Con il successivo Aida, Gaetano conferma il suo stato di grazia ma comincia ad essere oggetto delle attenzioni destabilizzanti che inevitabilmente conseguono al successo. Il che non gli farà cambiare di una virgola le abitudini di frequentatore di osterie, nottambulo malvestito, osservatore senza pregiudizio delle esistenze più fragili, ma forse intaccherà nel profondo il suo essere. Il cane contrito, imprigionato da un fastidioso raggio di luce sulla copertina di Mio fratello è figlio unico sembra essere diventata una realtà, quella dello stesso Rino, e lontanissimi appaiono i tempi in cui Tu forse non essenzialmente tu (1974) veniva lanciata nell’etere radiofonico nazionale dai soliti Arbore e Boncompagni, destando stupore e parimenti incomprensione, così come quelli delle ubriacature allegre e degli scherzi con Venditti e gli altri amici del giro folk romano.

Per alcuni anni, Gaetano produce ancora album di canzoni irriverenti ed intelligenti, profetiche e poetiche, anarchiche e deliranti, va a Sanremo con Gianna conquistando il terzo posto, si consacra con Nuntereggae più, collabora con Mogol per Resta vile maschio, dove vai?, duetta con una giovanissima Anna Oxa.

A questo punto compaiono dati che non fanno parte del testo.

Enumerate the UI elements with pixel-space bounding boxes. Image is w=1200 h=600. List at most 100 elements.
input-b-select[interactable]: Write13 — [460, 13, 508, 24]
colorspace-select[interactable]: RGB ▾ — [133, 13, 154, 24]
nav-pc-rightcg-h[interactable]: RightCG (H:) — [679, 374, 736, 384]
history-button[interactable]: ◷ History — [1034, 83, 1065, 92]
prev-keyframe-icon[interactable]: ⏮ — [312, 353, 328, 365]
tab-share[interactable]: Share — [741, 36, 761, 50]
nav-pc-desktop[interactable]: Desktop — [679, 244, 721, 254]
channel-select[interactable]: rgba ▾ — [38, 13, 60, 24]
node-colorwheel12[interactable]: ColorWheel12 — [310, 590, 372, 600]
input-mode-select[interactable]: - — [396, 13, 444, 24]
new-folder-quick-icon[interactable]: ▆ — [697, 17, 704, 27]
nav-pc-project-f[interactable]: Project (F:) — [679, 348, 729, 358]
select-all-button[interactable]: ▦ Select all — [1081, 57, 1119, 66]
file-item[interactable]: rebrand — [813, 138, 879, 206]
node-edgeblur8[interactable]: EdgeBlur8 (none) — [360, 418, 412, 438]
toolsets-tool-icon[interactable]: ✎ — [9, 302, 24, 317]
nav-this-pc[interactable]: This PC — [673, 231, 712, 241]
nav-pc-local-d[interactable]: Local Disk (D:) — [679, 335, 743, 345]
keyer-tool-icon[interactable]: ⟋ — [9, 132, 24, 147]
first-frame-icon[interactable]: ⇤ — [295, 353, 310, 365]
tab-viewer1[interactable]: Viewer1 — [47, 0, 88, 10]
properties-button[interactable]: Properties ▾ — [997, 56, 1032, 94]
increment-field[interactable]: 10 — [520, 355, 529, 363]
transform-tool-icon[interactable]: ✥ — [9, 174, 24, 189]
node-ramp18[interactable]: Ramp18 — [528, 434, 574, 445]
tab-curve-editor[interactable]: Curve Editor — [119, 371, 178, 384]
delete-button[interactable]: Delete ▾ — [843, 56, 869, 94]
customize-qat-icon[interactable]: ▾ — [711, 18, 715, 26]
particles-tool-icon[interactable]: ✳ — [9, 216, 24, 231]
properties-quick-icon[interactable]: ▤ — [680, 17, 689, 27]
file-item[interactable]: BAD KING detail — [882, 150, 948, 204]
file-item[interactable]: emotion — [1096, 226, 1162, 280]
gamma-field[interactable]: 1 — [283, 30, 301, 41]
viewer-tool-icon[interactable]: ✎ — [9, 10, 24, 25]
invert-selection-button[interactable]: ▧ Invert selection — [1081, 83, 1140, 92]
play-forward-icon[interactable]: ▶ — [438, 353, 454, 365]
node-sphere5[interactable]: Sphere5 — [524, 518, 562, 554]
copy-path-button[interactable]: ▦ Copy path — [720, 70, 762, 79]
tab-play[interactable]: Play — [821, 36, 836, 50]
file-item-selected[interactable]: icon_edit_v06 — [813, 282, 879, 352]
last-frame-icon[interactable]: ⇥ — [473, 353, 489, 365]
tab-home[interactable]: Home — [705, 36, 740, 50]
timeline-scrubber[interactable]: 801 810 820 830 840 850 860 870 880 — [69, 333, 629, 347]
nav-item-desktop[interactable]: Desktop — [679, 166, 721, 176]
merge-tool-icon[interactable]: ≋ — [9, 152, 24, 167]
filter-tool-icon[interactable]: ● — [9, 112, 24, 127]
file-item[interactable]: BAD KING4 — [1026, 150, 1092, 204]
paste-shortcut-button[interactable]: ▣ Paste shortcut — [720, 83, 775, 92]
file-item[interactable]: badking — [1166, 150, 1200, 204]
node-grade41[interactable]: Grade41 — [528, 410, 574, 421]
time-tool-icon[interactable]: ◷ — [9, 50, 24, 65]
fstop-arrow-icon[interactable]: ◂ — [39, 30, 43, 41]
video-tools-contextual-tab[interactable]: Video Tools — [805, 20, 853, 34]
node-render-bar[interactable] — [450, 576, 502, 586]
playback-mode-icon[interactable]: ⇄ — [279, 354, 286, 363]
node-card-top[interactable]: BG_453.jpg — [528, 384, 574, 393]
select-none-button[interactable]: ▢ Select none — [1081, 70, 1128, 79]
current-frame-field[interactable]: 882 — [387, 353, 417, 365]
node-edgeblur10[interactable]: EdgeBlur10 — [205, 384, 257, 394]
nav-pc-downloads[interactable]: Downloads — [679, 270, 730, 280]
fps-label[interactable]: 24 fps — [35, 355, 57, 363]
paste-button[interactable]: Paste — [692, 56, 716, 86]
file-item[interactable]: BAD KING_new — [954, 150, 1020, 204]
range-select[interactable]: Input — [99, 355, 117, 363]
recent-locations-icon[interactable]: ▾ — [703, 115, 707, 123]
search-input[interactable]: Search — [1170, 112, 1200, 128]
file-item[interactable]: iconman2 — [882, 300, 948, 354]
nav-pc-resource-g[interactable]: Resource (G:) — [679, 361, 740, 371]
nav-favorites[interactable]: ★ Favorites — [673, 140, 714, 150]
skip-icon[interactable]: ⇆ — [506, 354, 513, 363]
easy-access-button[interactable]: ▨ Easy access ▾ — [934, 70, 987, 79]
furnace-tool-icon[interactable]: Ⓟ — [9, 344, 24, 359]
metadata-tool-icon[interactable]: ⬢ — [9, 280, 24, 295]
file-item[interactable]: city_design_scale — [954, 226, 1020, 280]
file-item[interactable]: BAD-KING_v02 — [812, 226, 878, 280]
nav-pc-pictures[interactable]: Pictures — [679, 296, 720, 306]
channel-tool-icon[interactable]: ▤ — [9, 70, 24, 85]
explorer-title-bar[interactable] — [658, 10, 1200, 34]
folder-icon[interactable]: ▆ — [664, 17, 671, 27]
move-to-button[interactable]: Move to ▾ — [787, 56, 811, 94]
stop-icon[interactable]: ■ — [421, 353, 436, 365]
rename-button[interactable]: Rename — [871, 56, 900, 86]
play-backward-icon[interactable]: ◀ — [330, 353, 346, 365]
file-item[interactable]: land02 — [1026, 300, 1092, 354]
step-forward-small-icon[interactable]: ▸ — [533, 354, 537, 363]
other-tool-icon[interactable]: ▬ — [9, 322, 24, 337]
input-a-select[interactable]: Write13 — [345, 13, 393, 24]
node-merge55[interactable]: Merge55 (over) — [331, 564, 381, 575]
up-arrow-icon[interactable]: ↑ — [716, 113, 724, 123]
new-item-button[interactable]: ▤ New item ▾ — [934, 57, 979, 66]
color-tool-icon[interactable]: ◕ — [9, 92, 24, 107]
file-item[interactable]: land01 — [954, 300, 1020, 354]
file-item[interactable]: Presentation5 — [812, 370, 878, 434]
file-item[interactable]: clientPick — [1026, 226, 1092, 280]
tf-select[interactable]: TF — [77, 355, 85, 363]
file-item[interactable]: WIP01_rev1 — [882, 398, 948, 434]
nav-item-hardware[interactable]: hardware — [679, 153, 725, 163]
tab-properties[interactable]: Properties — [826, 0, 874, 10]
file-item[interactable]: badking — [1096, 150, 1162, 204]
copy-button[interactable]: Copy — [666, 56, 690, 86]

Un incidente automobilistico sulla Nomentana, con conseguente rifiuto di più ospedali ad accoglierlo per le cure che avrebbero potuto forse strapparlo alla morte, troncherà la vita del trentenne e con essa la sua incontenibile creatività, proprio nel mentre pensava ad un film con Maurizio Nichetti e si preparava per il matrimonio. Ma anche questo, Rino, probabilmente lo aveva previsto, nel testo di una sua ancora enigmatica canzone di circa dieci anni prima, La ballata di Renzo:

«Quel giorno Renzo uscì / Andò lungo quella strada / Quando un’auto veloce lo investì / Quell’uomo lo aiutò e Renzo allora partì / Per un ospedale che lo curasse / Per guarir / Quando Renzo morì, io ero al bar / Bevevo un caffè / Quando Renzo morì, io ero al bar / Al bar con gli amici / Quando Renzo morì, io ero al bar».